The late weakness in stocks helped US treasuries rally into the close (-4bp on the day) but the catalyst for the rally in rates started with a weaker than expected NAHB homebuilder sentiment report. The sentiment index came in at 54.0 for November, which was unchanged from October, but was weaker than the median estimate of 55.0. The index remains at a five month low but it’s still much higher than at any point in H1 of the year. The detail of the report showed some softening in the outlook and in buyer traffic, perhaps as the impact of higher mortgage rates starts to flow through.
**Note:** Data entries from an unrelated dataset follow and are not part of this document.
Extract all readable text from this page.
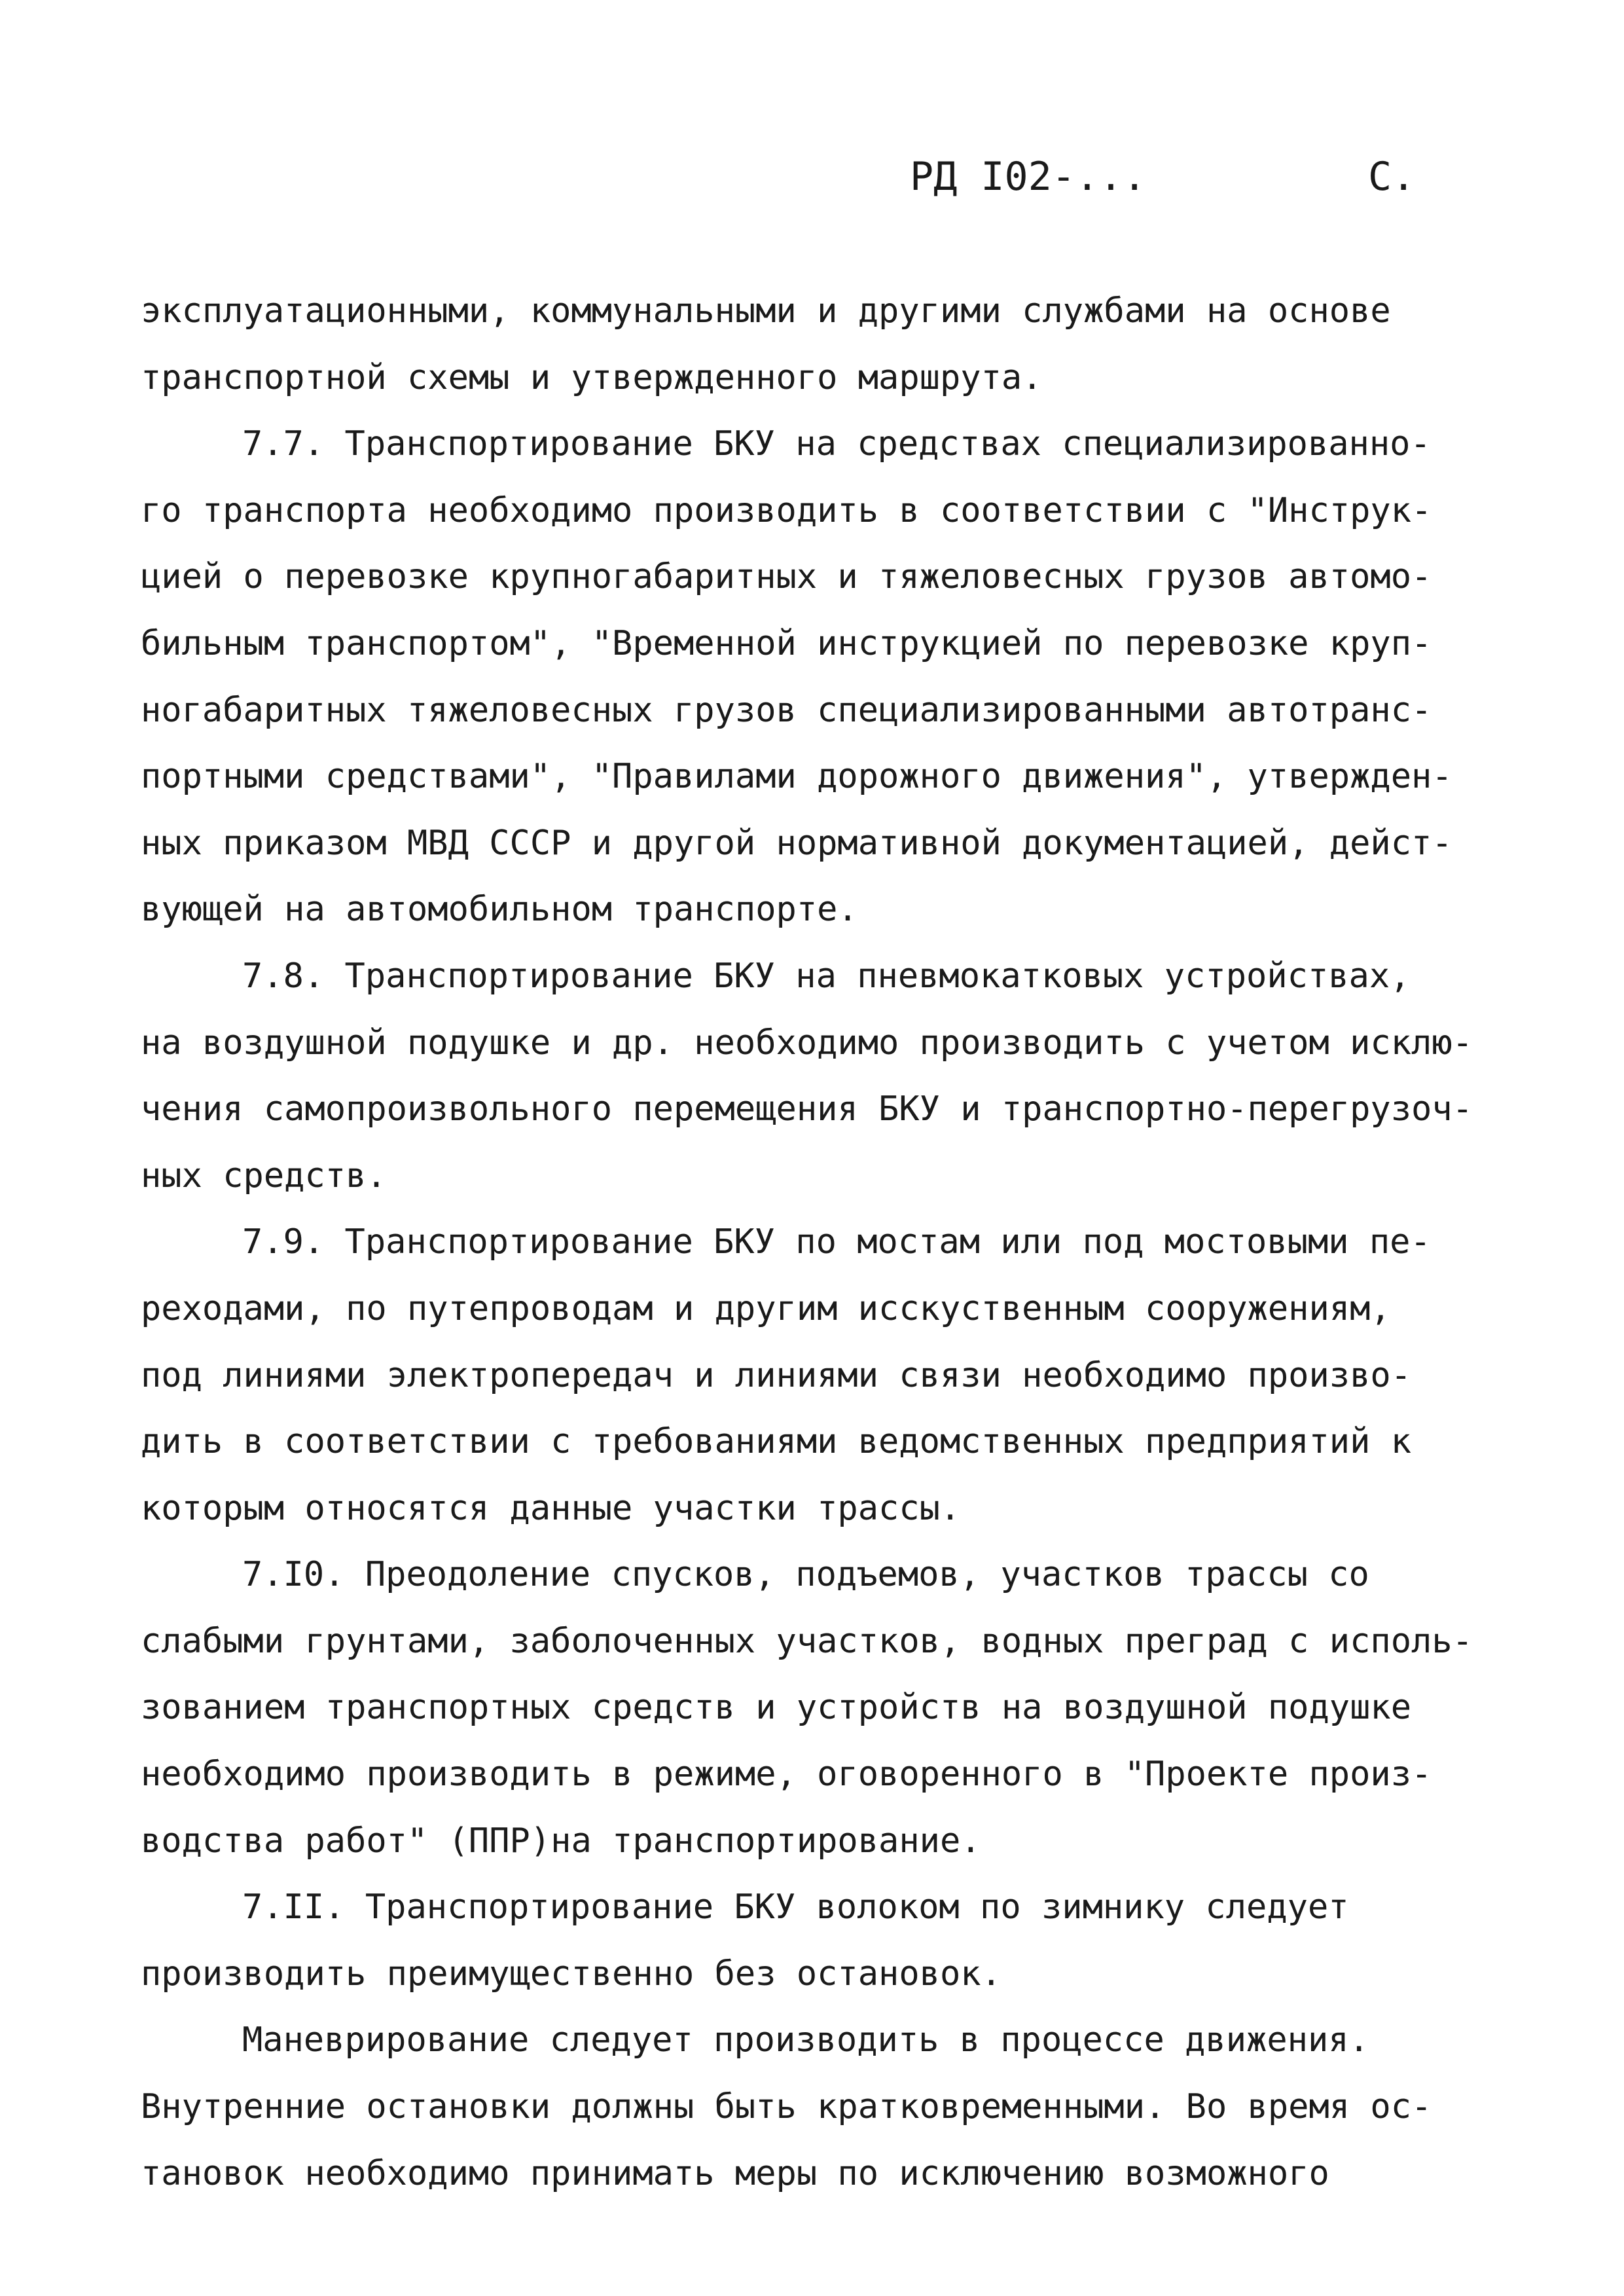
РД I02-...	С.
эксплуатационными, коммунальными и другими службами на основе
транспортной схемы и утвержденного маршрута.
7.7. Транспортирование БКУ на средствах специализированно-
го транспорта необходимо производить в соответствии с "Инструк-
цией о перевозке крупногабаритных и тяжеловесных грузов автомо-
бильным транспортом", "Временной инструкцией по перевозке круп-
ногабаритных тяжеловесных грузов специализированными автотранс-
портными средствами", "Правилами дорожного движения", утвержден-
ных приказом МВД СССР и другой нормативной документацией, дейст-
вующей на автомобильном транспорте.
7.8. Транспортирование БКУ на пневмокатковых устройствах,
на воздушной подушке и др. необходимо производить с учетом исклю-
чения самопроизвольного перемещения БКУ и транспортно-перегрузоч-
ных средств.
7.9. Транспортирование БКУ по мостам или под мостовыми пе-
реходами, по путепроводам и другим исскуственным сооружениям,
под линиями электропередач и линиями связи необходимо произво-
дить в соответствии с требованиями ведомственных предприятий к
которым относятся данные участки трассы.
7.I0. Преодоление спусков, подъемов, участков трассы со
слабыми грунтами, заболоченных участков, водных преград с исполь-
зованием транспортных средств и устройств на воздушной подушке
необходимо производить в режиме, оговоренного в "Проекте произ-
водства работ" (ППР)на транспортирование.
7.II. Транспортирование БКУ волоком по зимнику следует
производить преимущественно без остановок.
Маневрирование следует производить в процессе движения.
Внутренние остановки должны быть кратковременными. Во время ос-
тановок необходимо принимать меры по исключению возможного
The US dollar was a touch weaker against major currencies– and the combination of firmer UST yields and weaker dollar spurred a strong day for EM. Indeed the MSCI EM index gained 2% for its best gain in a month while EM bond yields were firmer on the day.
Looking at the day ahead, Italian industrial orders and sales and the German ZEW survey are the main data highlights in Europe. In the US, the employment cost index will be released but there will be some focus on the Fed speak. Indeed, Bernanke will deliver the Herbert Stein Memorial Lecture at the National Economists Club in Washington DC, well after the US markets close. He's not expected to discuss Fed policy but there may some interesting snippets from the Chairman.